The FDA Offers Tips on Tailgating Food Safety

Fall is football season, and that means a lot of eating. Tailgating is part of that sport; people set up grills and picnic tables in the parking lots of stadiums and chow down. The FDA is offering tips to make your tailgating event a food safety success.

Tailgate Grill

Plan ahead for food safety. Make sure you have these items on hand to keep the food you serve safe: paper towels, moist towelettes or hand sanitizer, two coolers (one for food and one for beverages), ice, frozen gel packs, two sets of cooking utensils (one for raw foods and one to take cooked food off the grill), paper plates, disposable silverware, a food thermometer to check the temperature of burgers and chicken, and clean containers to hold leftovers.

Always wash your hands well with warm water and soap for at least 2o seconds before you start to prepare the food. And wash your hands again, for the same time and with the same method, after handling raw meat or poultry. Wipe down food tables with disinfecting wipes before setting the table or eating, and make sure your guests use moist towelettes or hand sanitizer before they eat.

Cross-contamination is a common way that food becomes contaminated with pathogenic bacteria. Always keep raw meats and poultry separate from ready to eat foods, such as produce or cooked foods.

When you pack your cooler before you leave the house, make sure that thoroughly wrapped raw meat and poultry is at the bottom. That way it will stay cold, and raw meat juices won’t drip onto other foods. And never ever put cooked food on a plate or tray that held raw meat. Don’t use utensils that touched raw meat to remove cooked meat from the grill. And clean the thermometer probe as you are testing meat so you don’t transfer bacteria from a burger to a chicken breast.

Always use a food thermometer before you serve meats. This is the only say to know if the food has been cooked enough to kill pathogenic bacteria.

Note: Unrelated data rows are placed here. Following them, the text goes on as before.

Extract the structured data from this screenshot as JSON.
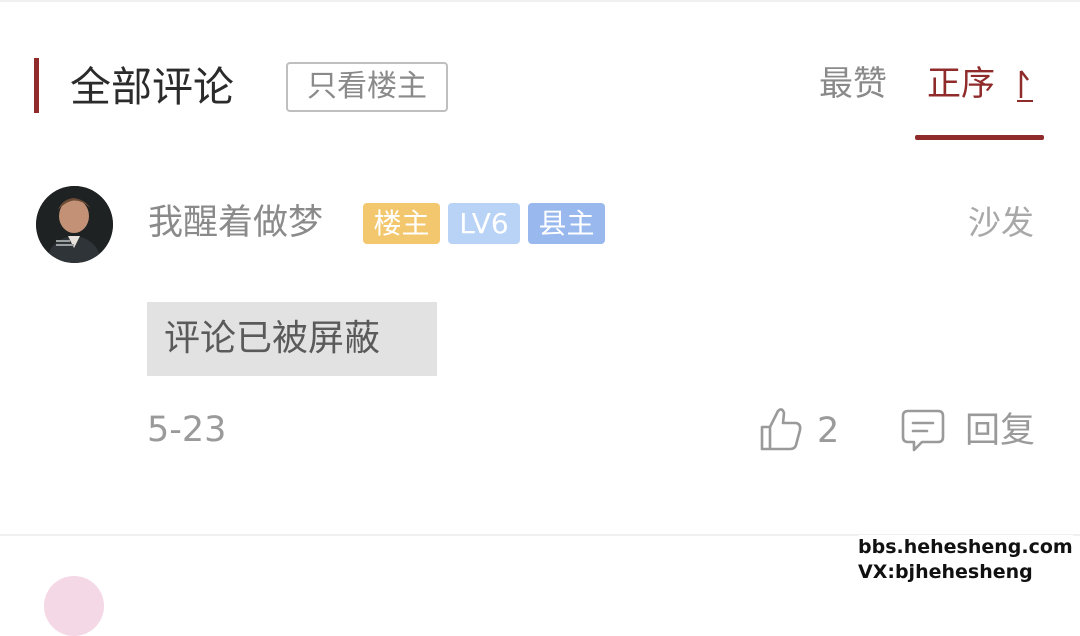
{
  "header": {
    "section_title": "全部评论",
    "owner_only_label": "只看楼主",
    "sort_likes_label": "最赞",
    "sort_order_label": "正序",
    "accent_color": "#8f2b2b"
  },
  "comment": {
    "username": "我醒着做梦",
    "badges": {
      "owner": "楼主",
      "level": "LV6",
      "title": "县主"
    },
    "floor_label": "沙发",
    "content": "评论已被屏蔽",
    "date": "5-23",
    "like_count": "2",
    "reply_label": "回复"
  },
  "watermark": {
    "line1": "bbs.hehesheng.com",
    "line2": "VX:bjhehesheng"
  },
  "icons": [
    "sort-arrow-icon",
    "thumbs-up-icon",
    "comment-bubble-icon"
  ]
}
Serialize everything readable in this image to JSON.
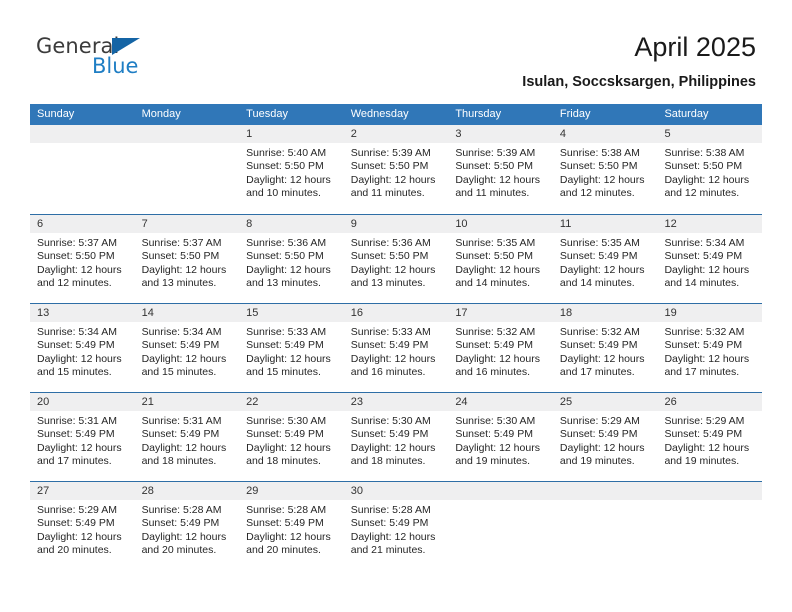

You can’t tell if meat is safe by the color or the cooking juices. The food thermometer also helps you not overcook meat. Different meats have different safe final temperatures, so print out the Minimum Cooking Temperatures chart to be on the safe side. Once meats have cooked, keep them warm with chafing dishes or put them in a clean pan on the warm side of the grill rack and cover.

When it’s time to go into the stadium, remember that your cooler can’t chill food down; it only keeps food cold. Keep cold foods cold during dinner by putting serving dishes in beds of ice. If the food stayed cold during your dinner, pack leftovers in clean containers and put them in the cooler again with ice. This is where having two coolers is handy. But if the perishable food is warm, throw it away.

And remember that you can call the USDA Meat & Poultry Hotline at 1-888-674-6854 to talk to a food safety specialist if you have questions. Stay food safe and enjoy the game. We hope your team wins!